“With SPARK funding, this project could open up an entire new avenue of study in the treatment of cancer. The data I gather would later be used to attract follow-on funding.”
Can we take advantage of a vulnerability in cancer cells to preferentially kill them?
There are certain points in DNA replication and gene expression when a strand of RNA can slip between the two strands of DNA. This crossed-over RNA can recombine with one side of the DNA strand, forming an RNA-DNA hybrid. Although RNA-DNA hybrids are a normal part of (cellular) life, many types of cancers show increased levels of RNA-DNA hybrids.

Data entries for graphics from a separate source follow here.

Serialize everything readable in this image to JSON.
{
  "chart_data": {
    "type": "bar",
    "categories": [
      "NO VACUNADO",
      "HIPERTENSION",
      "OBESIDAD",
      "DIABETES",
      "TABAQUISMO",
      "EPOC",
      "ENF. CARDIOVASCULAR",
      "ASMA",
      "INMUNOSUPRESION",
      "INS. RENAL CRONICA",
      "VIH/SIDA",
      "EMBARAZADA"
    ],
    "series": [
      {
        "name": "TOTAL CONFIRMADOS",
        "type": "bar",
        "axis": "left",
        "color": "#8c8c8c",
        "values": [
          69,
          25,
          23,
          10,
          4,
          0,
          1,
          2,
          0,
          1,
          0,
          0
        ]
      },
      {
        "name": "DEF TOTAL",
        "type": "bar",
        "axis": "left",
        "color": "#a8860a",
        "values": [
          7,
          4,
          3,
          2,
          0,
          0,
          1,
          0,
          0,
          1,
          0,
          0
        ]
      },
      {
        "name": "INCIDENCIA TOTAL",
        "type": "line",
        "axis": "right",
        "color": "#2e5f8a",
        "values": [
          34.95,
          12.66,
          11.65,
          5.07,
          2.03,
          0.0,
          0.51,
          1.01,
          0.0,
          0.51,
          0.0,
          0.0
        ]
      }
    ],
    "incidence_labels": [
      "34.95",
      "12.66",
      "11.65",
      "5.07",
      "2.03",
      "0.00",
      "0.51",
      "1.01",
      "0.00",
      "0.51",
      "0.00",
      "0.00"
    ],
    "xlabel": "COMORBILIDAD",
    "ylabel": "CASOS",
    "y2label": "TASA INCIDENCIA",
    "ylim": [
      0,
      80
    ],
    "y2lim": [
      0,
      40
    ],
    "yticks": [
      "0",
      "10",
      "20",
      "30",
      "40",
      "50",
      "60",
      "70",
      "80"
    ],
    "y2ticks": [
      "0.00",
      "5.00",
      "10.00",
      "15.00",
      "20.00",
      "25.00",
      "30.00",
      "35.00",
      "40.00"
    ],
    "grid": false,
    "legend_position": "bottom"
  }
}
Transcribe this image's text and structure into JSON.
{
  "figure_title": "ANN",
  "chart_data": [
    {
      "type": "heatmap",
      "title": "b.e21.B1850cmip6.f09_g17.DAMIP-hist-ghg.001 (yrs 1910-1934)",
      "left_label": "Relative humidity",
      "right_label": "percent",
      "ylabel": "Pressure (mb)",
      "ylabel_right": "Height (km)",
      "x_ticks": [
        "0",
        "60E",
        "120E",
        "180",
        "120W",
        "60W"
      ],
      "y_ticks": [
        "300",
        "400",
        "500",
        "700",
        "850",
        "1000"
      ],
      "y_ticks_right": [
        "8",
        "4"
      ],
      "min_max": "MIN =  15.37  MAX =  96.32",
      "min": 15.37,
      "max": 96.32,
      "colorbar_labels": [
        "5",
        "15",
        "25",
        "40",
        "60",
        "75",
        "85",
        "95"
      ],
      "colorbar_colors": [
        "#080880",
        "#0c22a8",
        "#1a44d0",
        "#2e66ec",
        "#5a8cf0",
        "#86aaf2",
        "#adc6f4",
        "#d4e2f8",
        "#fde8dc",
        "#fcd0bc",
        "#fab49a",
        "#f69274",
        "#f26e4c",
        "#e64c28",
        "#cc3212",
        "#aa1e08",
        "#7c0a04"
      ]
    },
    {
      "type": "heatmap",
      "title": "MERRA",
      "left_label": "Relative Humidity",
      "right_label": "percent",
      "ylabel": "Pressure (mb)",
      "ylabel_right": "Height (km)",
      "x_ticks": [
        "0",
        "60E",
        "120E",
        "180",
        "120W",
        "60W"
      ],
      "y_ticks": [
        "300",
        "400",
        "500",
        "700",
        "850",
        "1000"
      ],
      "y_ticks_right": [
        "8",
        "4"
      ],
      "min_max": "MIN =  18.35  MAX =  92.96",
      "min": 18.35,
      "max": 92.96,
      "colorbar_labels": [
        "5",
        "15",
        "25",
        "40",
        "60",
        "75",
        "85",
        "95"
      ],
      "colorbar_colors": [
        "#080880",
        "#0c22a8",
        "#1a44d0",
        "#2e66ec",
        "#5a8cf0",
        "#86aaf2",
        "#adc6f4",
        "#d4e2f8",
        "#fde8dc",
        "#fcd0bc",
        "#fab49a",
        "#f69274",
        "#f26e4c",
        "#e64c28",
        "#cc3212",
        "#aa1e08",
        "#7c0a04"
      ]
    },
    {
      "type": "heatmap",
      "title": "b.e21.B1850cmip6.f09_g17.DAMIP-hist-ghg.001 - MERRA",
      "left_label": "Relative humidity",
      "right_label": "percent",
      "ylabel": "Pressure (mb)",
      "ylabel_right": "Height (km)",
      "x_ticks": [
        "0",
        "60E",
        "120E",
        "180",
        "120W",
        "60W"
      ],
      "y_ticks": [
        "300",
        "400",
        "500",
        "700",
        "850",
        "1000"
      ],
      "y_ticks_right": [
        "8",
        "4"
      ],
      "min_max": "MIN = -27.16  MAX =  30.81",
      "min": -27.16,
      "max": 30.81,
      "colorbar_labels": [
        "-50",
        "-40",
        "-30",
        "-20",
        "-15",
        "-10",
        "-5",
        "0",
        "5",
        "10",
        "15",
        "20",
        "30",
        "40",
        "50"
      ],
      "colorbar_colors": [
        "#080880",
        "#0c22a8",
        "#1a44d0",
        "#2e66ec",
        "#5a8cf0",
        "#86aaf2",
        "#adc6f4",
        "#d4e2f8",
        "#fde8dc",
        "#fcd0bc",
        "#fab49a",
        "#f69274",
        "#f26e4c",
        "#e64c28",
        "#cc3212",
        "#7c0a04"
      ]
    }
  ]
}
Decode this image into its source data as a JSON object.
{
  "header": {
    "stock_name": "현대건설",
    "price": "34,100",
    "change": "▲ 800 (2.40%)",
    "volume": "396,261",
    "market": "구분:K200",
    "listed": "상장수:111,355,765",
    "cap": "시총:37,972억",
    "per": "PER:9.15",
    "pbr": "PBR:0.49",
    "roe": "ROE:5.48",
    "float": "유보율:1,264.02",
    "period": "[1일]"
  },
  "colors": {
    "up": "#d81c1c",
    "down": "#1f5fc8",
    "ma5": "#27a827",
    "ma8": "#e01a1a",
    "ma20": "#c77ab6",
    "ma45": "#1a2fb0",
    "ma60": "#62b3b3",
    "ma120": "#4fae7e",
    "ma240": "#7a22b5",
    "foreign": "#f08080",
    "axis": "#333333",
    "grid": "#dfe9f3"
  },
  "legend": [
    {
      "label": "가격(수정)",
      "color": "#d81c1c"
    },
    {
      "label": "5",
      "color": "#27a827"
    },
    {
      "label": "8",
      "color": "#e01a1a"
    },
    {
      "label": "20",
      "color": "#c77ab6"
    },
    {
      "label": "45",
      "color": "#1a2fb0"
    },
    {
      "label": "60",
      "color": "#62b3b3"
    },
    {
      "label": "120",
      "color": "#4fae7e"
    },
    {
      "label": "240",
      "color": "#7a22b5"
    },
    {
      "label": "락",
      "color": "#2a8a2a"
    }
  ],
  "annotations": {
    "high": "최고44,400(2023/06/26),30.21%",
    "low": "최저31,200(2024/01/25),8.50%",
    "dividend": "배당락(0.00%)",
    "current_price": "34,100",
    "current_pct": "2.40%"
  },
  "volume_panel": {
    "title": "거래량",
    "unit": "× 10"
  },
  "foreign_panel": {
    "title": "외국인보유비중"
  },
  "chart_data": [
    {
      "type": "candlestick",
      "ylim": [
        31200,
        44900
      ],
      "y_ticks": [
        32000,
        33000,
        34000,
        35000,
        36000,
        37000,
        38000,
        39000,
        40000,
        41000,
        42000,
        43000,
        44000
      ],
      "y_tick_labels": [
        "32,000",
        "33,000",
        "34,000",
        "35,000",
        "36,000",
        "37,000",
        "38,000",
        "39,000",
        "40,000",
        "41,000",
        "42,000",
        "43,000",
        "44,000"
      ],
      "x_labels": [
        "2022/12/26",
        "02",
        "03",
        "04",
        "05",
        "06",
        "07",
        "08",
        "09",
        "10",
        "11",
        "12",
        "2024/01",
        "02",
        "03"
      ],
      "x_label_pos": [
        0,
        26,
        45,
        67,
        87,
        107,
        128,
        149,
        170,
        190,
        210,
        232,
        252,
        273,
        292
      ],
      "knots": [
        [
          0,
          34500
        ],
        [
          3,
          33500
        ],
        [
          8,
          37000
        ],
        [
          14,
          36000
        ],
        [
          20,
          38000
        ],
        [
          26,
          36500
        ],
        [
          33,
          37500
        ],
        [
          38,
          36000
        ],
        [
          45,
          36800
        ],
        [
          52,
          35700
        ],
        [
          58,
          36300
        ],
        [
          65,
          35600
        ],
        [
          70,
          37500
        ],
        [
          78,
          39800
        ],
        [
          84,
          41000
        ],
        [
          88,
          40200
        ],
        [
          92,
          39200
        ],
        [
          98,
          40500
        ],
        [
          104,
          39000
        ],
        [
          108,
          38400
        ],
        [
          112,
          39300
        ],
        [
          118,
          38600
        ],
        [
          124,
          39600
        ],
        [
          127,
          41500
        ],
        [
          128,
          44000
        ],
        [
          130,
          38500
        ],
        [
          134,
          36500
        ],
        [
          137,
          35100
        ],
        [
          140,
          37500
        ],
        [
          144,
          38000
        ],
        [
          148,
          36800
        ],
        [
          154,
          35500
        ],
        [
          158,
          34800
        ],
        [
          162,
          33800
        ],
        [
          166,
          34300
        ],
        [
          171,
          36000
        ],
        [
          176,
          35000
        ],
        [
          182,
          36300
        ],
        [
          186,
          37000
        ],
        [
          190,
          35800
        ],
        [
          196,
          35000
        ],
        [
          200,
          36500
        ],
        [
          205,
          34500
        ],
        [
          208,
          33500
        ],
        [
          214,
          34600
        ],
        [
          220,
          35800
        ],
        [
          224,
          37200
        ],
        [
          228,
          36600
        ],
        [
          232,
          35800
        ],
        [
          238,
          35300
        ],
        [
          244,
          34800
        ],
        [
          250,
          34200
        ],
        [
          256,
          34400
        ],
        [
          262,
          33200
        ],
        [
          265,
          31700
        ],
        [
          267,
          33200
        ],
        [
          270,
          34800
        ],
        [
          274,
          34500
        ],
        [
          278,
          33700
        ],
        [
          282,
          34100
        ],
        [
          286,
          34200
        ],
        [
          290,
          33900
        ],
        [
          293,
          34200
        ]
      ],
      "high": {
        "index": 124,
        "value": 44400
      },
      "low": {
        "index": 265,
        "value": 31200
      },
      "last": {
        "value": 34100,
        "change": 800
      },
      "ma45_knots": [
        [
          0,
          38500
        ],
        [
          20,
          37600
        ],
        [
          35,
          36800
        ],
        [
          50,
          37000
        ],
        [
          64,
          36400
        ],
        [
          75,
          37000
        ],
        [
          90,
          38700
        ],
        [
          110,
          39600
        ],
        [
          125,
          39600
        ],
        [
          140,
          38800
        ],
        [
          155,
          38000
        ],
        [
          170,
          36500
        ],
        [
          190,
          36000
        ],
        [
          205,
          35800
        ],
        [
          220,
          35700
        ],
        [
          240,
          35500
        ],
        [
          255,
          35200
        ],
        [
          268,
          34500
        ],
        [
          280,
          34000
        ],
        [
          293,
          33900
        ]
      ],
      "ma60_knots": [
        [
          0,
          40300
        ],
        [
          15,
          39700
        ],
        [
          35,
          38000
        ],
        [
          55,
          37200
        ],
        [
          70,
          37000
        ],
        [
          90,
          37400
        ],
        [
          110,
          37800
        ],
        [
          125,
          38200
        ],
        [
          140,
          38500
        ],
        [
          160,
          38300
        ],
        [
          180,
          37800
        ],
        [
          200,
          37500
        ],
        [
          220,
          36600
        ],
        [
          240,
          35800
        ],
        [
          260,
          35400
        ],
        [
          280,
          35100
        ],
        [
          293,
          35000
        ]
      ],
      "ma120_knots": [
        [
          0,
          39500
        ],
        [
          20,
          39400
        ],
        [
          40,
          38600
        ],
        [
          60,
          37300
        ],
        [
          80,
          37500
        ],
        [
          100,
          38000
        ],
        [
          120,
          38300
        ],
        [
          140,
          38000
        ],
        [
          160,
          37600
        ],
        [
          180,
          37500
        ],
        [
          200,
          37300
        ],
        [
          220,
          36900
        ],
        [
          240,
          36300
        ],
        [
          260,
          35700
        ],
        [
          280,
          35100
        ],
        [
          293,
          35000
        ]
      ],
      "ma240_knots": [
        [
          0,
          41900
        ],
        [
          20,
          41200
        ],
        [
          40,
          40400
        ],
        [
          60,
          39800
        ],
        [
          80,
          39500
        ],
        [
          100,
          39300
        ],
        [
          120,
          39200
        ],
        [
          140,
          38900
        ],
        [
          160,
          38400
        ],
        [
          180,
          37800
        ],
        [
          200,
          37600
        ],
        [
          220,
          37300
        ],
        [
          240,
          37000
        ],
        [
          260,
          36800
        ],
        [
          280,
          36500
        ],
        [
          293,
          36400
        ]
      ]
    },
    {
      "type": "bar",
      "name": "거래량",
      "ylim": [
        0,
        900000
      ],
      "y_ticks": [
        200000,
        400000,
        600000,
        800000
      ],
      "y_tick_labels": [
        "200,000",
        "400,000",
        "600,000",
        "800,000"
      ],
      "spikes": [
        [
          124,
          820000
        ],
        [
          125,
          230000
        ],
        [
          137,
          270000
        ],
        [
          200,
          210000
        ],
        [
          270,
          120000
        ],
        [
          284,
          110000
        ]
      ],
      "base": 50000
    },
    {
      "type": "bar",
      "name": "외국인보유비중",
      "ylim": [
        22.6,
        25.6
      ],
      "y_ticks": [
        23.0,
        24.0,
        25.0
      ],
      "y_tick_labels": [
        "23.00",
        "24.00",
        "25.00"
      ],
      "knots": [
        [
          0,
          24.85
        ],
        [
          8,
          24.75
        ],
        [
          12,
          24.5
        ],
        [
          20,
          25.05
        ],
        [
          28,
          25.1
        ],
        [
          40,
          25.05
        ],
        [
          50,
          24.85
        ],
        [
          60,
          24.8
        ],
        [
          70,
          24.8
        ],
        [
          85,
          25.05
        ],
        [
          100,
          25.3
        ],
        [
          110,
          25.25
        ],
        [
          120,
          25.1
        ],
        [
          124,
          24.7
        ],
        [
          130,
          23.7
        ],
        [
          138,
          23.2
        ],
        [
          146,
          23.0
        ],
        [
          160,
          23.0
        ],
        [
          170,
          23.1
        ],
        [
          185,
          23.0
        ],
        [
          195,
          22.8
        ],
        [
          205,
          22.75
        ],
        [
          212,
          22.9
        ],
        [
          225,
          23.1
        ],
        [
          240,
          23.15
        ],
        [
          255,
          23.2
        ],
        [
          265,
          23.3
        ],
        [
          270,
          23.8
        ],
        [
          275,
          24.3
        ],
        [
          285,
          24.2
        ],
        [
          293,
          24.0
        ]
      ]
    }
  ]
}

RNA-DNA hybrids can be a source of DNA damage. Cells have ways of counteracting this danger, and there is a large network of proteins preventing aberrant accumulation of RNA-DNA hybrids in healthy cells. My preliminary experiments in a mouse model have revealed that—in cancer cells that display increased levels of RNA-DNA hybrids— we can inactivate the proteins that normally prevent the accumulation of these hybrids and cause cancer cells to disappear.
My hypothesis is that inactivating the proteins that prevent the accumulation of RNA-DNA hybrids in cancer cells will impair their proliferation by exacerbating RNA-DNA hybrids and DNA damage, leading to cancer cell death.